Two years after bagging a $5.4 million seed investment, the Boston-based protein drug developer Manifold Bio has hit the headlines with a $40 million round led by the tech- and biotech-focused investor Triatomic Capital.
Manifold Bio will use the cash to fund the expansion of its protein engineering technology and the development of protein drugs for cancer. One main focus of the startup is a type of drugs called targeted effectors. This class, including cell engagers and antibody-drug conjugates, involves attaching a therapeutic payload onto a carrier molecule that delivers the payload to a specific site in the body.
“The promise of this class was first exemplified by monoclonal antibodies like Rituximab, which took a big step beyond chemotherapies, paving a shift from the legacy of indiscriminate killing of all dividing cells to just those cells, mostly cancerous, that expressed its target,” explained Manifold’s founders in a recent blog post.
Manifold Bio was founded by industry heavyweight George Church and colleagues at Harvard Medical School and the Wyss Institute for Biologically Inspired Engineering.
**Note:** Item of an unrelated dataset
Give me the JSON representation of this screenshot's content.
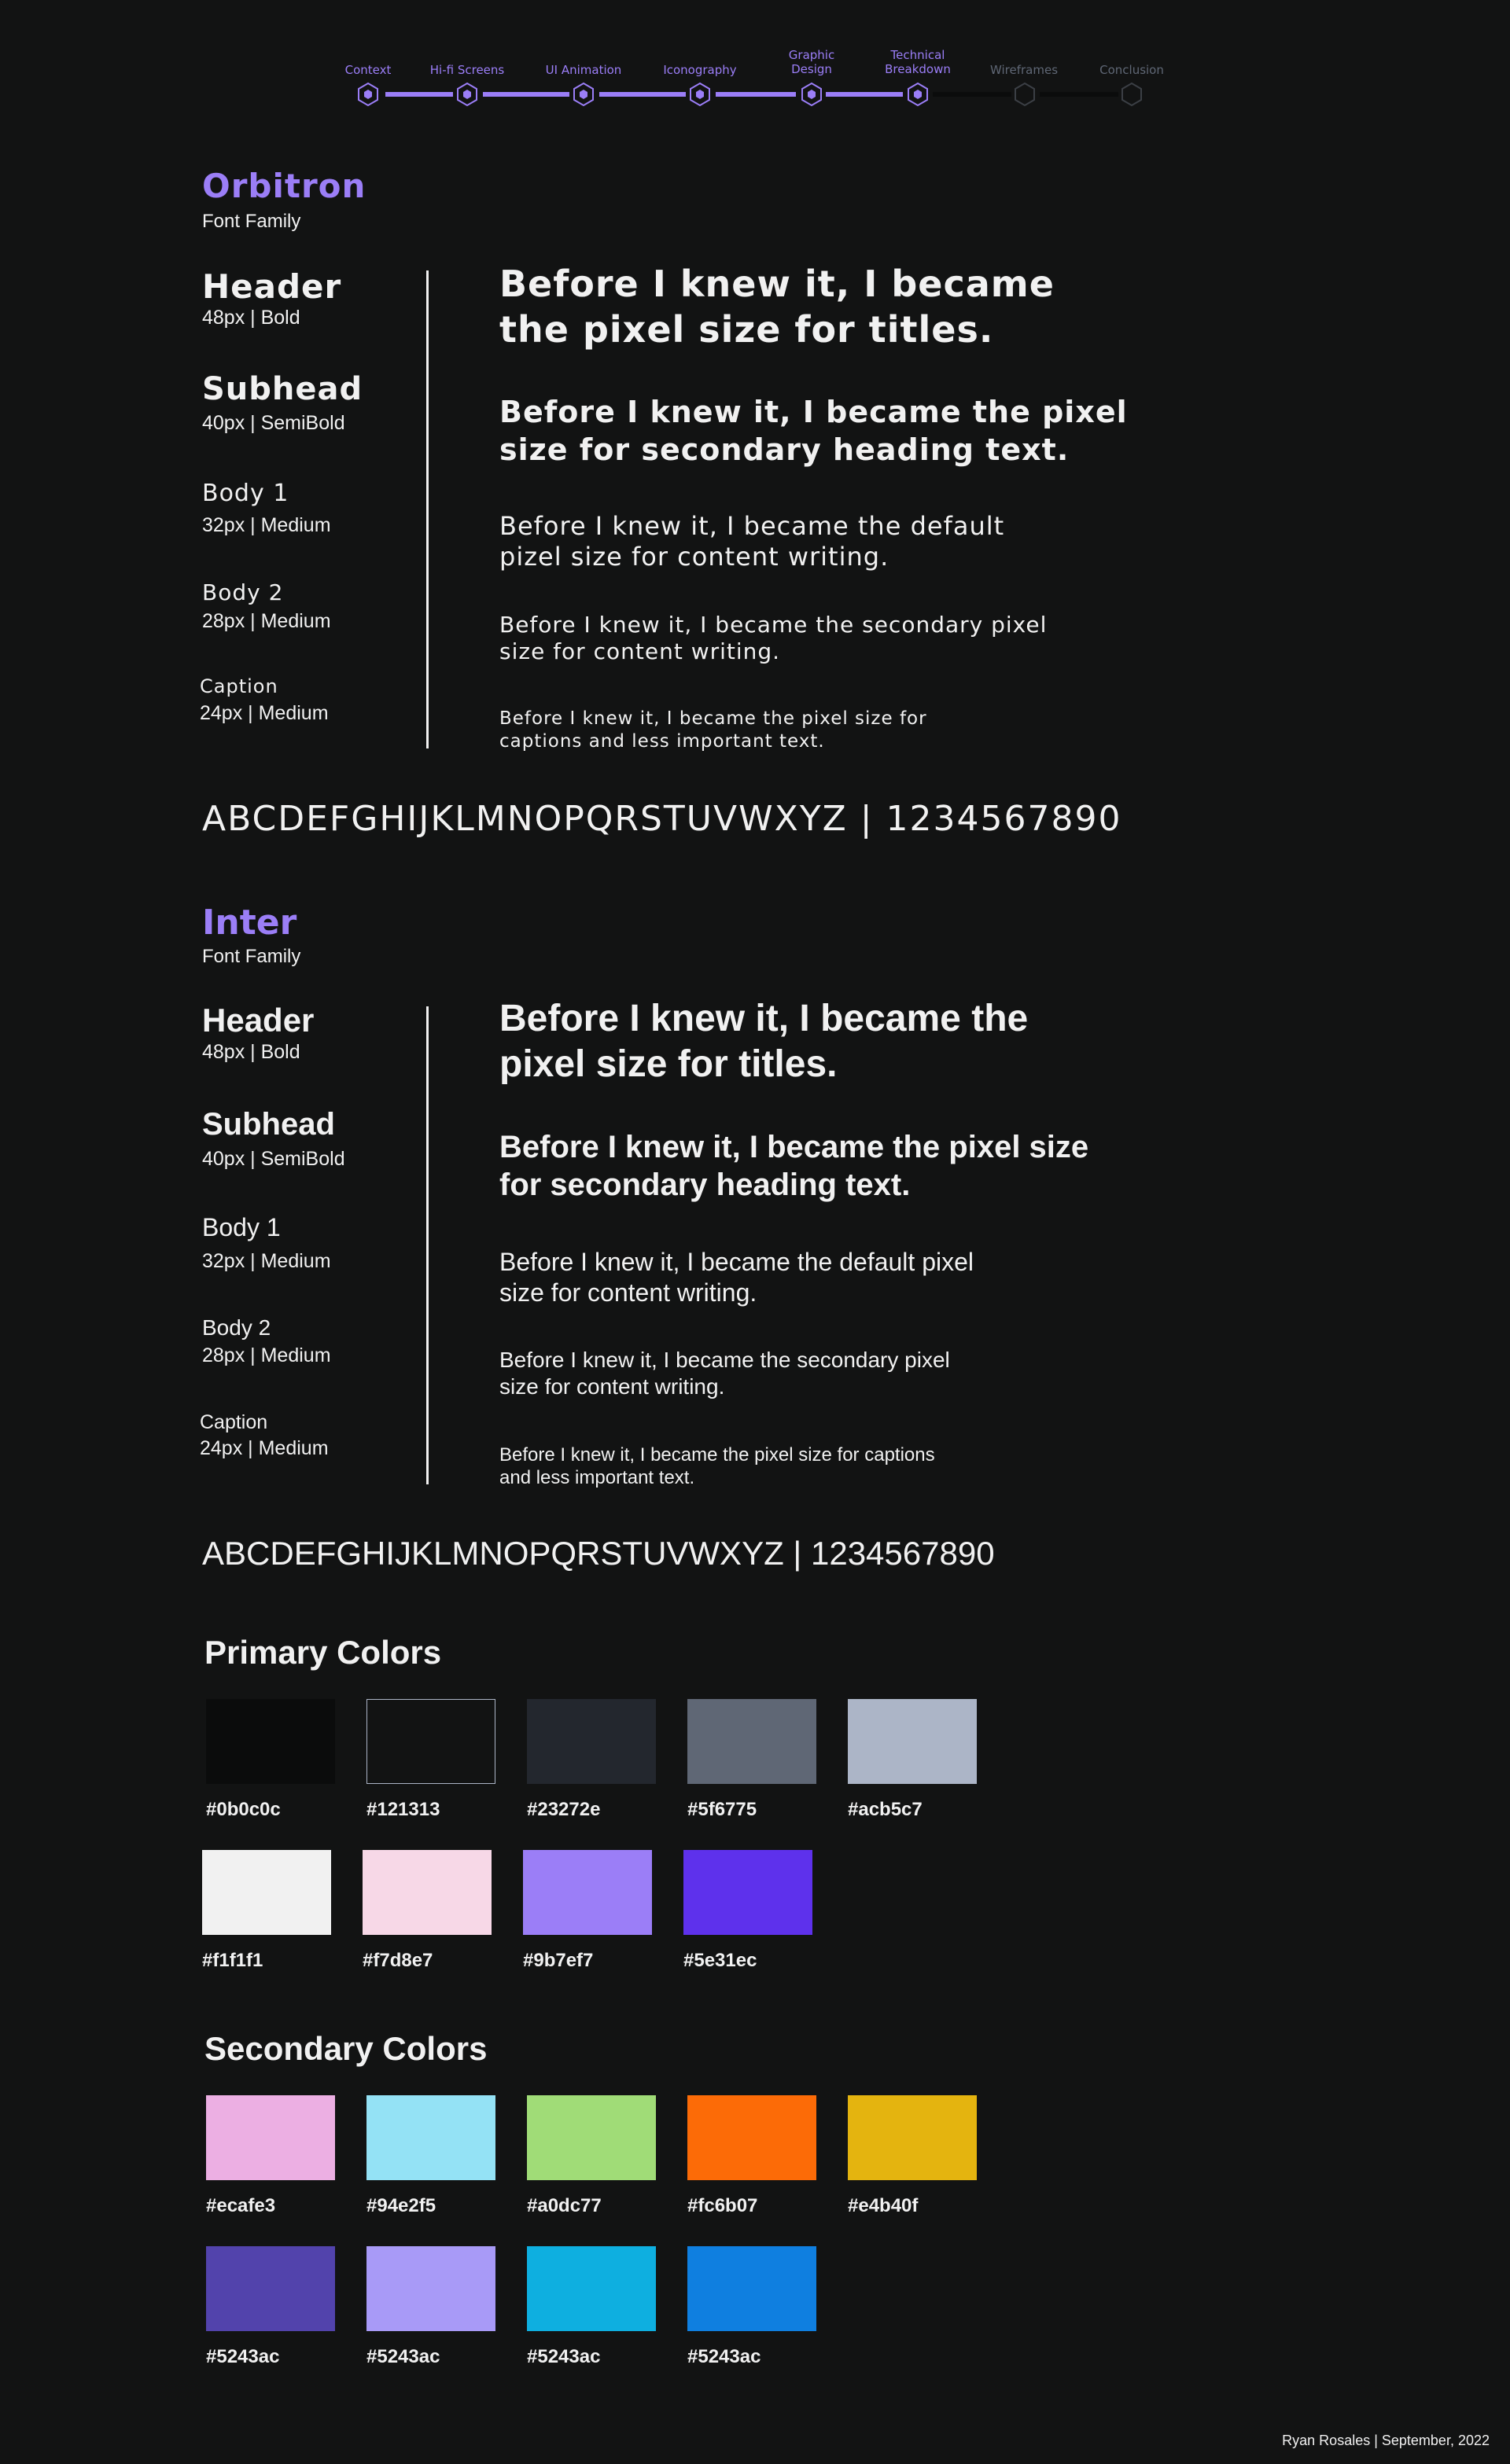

The startup aims to speed up the progress of targeted drugs through preclinical development. This costly process typically involves screening the target-binding activity of the drugs in cells in dishes and then laboriously trying to replicate the effects in live animals, one drug at a time.
“Despite a growing understanding of surface targets of diseased cells and the promise of new complex antibody formats, drug programs continue to face significant clinical challenges, including major dose limiting toxicities caused by imprecise targeting,” said Manifold Bio co-founder and CEO Gleb Kuznetsov in a public statement. “This comes from fundamental limitations of the current paradigm of protein therapeutics development, where engineering of these targeted drugs is largely decoupled from the complex mammalian environment they are meant to navigate.”
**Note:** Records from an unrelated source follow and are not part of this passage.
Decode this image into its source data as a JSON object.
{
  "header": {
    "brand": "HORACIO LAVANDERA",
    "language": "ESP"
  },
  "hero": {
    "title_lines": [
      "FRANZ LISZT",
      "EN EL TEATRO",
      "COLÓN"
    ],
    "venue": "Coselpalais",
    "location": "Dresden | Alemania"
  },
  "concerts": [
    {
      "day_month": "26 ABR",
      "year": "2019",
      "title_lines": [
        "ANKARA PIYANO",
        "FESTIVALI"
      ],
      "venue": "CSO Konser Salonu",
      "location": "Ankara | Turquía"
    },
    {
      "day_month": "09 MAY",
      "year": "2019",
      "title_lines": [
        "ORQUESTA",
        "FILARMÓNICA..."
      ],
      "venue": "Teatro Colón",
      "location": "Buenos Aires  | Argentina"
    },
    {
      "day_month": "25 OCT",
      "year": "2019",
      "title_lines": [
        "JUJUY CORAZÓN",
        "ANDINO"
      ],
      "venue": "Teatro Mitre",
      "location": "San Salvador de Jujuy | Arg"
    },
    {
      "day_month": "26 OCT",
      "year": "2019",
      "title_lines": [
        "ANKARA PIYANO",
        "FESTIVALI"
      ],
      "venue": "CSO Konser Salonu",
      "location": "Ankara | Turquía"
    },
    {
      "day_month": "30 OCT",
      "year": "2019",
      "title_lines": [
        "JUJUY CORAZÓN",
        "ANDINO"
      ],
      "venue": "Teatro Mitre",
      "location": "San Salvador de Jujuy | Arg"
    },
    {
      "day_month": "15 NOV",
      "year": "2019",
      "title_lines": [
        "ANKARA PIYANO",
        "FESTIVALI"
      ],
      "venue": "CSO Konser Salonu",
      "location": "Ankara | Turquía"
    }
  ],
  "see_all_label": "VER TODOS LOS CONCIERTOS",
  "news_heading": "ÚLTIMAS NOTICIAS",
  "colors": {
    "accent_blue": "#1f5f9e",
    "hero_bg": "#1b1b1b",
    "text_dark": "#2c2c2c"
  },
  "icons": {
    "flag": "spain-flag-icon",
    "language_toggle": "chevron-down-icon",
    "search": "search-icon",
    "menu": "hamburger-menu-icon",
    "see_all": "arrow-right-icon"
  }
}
To solve this challenge, Manifold screens many protein drug candidates at once in a mouse disease model. The company can detect which drugs have bound to cancer targets by labelling each drug with a unique protein “barcode.” This barcode is read when the company converts the protein drugs into DNA.
“We are using our in vivo design engine in several internal programs while continuing to invest in scaling our platform,” said Manifold’s co-founder and CSO Pierce Ogden. “By making it possible to eventually test thousands of designs simultaneously, we can generate unprecedented data on the in vivo targeting behavior of our drug candidates and significantly change the clinical risk equation.”
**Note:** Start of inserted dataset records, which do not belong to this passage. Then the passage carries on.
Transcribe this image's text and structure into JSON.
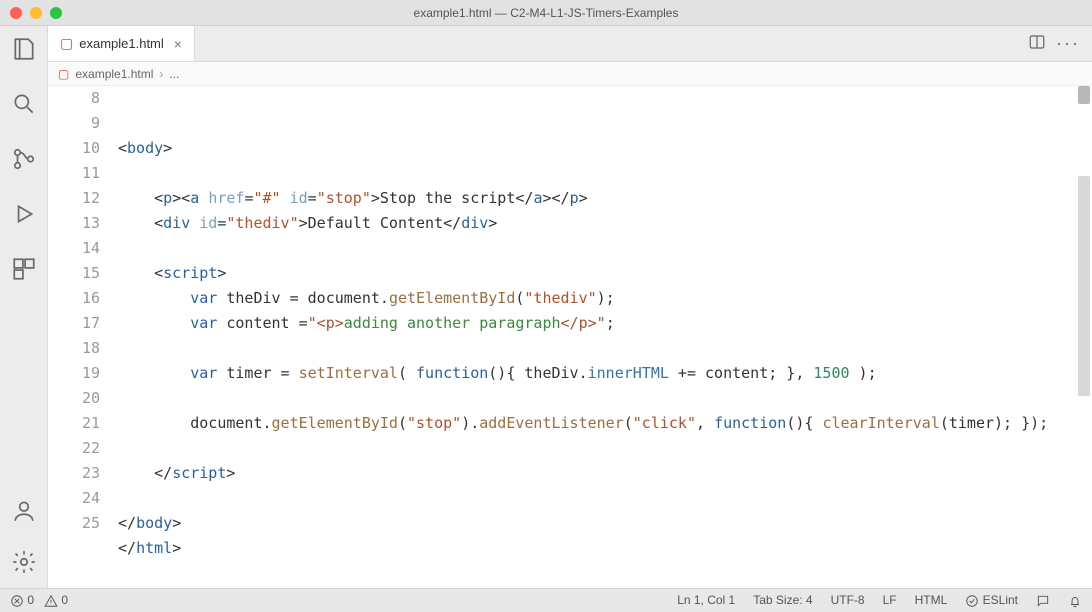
{
  "title": "example1.html — C2-M4-L1-JS-Timers-Examples",
  "tab": {
    "label": "example1.html"
  },
  "breadcrumb": {
    "file": "example1.html",
    "more": "..."
  },
  "status": {
    "errors": "0",
    "warnings": "0",
    "cursor": "Ln 1, Col 1",
    "tab_size": "Tab Size: 4",
    "encoding": "UTF-8",
    "eol": "LF",
    "lang": "HTML",
    "eslint": "ESLint"
  },
  "code": {
    "first_line_number": 8,
    "lines": [
      {
        "n": 8,
        "html": "<span class='tok-punc'>&lt;</span><span class='tok-tag'>body</span><span class='tok-punc'>&gt;</span>"
      },
      {
        "n": 9,
        "html": ""
      },
      {
        "n": 10,
        "html": "    <span class='tok-punc'>&lt;</span><span class='tok-tag'>p</span><span class='tok-punc'>&gt;&lt;</span><span class='tok-tag'>a</span> <span class='tok-attr'>href</span>=<span class='tok-str'>\"#\"</span> <span class='tok-attr'>id</span>=<span class='tok-str'>\"stop\"</span><span class='tok-punc'>&gt;</span>Stop the script<span class='tok-punc'>&lt;/</span><span class='tok-tag'>a</span><span class='tok-punc'>&gt;&lt;/</span><span class='tok-tag'>p</span><span class='tok-punc'>&gt;</span>"
      },
      {
        "n": 11,
        "html": "    <span class='tok-punc'>&lt;</span><span class='tok-tag'>div</span> <span class='tok-attr'>id</span>=<span class='tok-str'>\"thediv\"</span><span class='tok-punc'>&gt;</span>Default Content<span class='tok-punc'>&lt;/</span><span class='tok-tag'>div</span><span class='tok-punc'>&gt;</span>"
      },
      {
        "n": 12,
        "html": ""
      },
      {
        "n": 13,
        "html": "    <span class='tok-punc'>&lt;</span><span class='tok-tag'>script</span><span class='tok-punc'>&gt;</span>"
      },
      {
        "n": 14,
        "html": "        <span class='tok-kw'>var</span> theDiv = document.<span class='tok-fn'>getElementById</span>(<span class='tok-str'>\"thediv\"</span>);"
      },
      {
        "n": 15,
        "html": "        <span class='tok-kw'>var</span> content =<span class='tok-str'>\"&lt;p&gt;</span><span class='tok-strg'>adding another paragraph</span><span class='tok-str'>&lt;/p&gt;\"</span>;"
      },
      {
        "n": 16,
        "html": ""
      },
      {
        "n": 17,
        "html": "        <span class='tok-kw'>var</span> timer = <span class='tok-fn'>setInterval</span>( <span class='tok-kw'>function</span>(){ theDiv.<span class='tok-prop'>innerHTML</span> += content; }, <span class='tok-num'>1500</span> );"
      },
      {
        "n": 18,
        "html": ""
      },
      {
        "n": 19,
        "html": "        document.<span class='tok-fn'>getElementById</span>(<span class='tok-str'>\"stop\"</span>).<span class='tok-fn'>addEventListener</span>(<span class='tok-str'>\"click\"</span>, <span class='tok-kw'>function</span>(){ <span class='tok-fn'>clearInterval</span>(timer); });"
      },
      {
        "n": 20,
        "html": ""
      },
      {
        "n": 21,
        "html": "    <span class='tok-punc'>&lt;/</span><span class='tok-tag'>script</span><span class='tok-punc'>&gt;</span>"
      },
      {
        "n": 22,
        "html": ""
      },
      {
        "n": 23,
        "html": "<span class='tok-punc'>&lt;/</span><span class='tok-tag'>body</span><span class='tok-punc'>&gt;</span>"
      },
      {
        "n": 24,
        "html": "<span class='tok-punc'>&lt;/</span><span class='tok-tag'>html</span><span class='tok-punc'>&gt;</span>"
      },
      {
        "n": 25,
        "html": ""
      }
    ]
  }
}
In addition to its current drug programs, Manifold is on the lookout for opportunities to launch additional programs and partnerships.
There are many companies that are seeking to reduce the amount of in vivo work required to screen new drugs. Some of the technology in development that could substitute this step include bioprinted tissue, organoids and organs-on-chips.
Manifold’s Series A round was also the first investment of Triatomic Capital. The investment firm was recently set up in Nevada with the goal of nurturing companies developing what it dubs “century defining” technologies, including AI, next-generation nuclear power, synthetic biology and battery storage.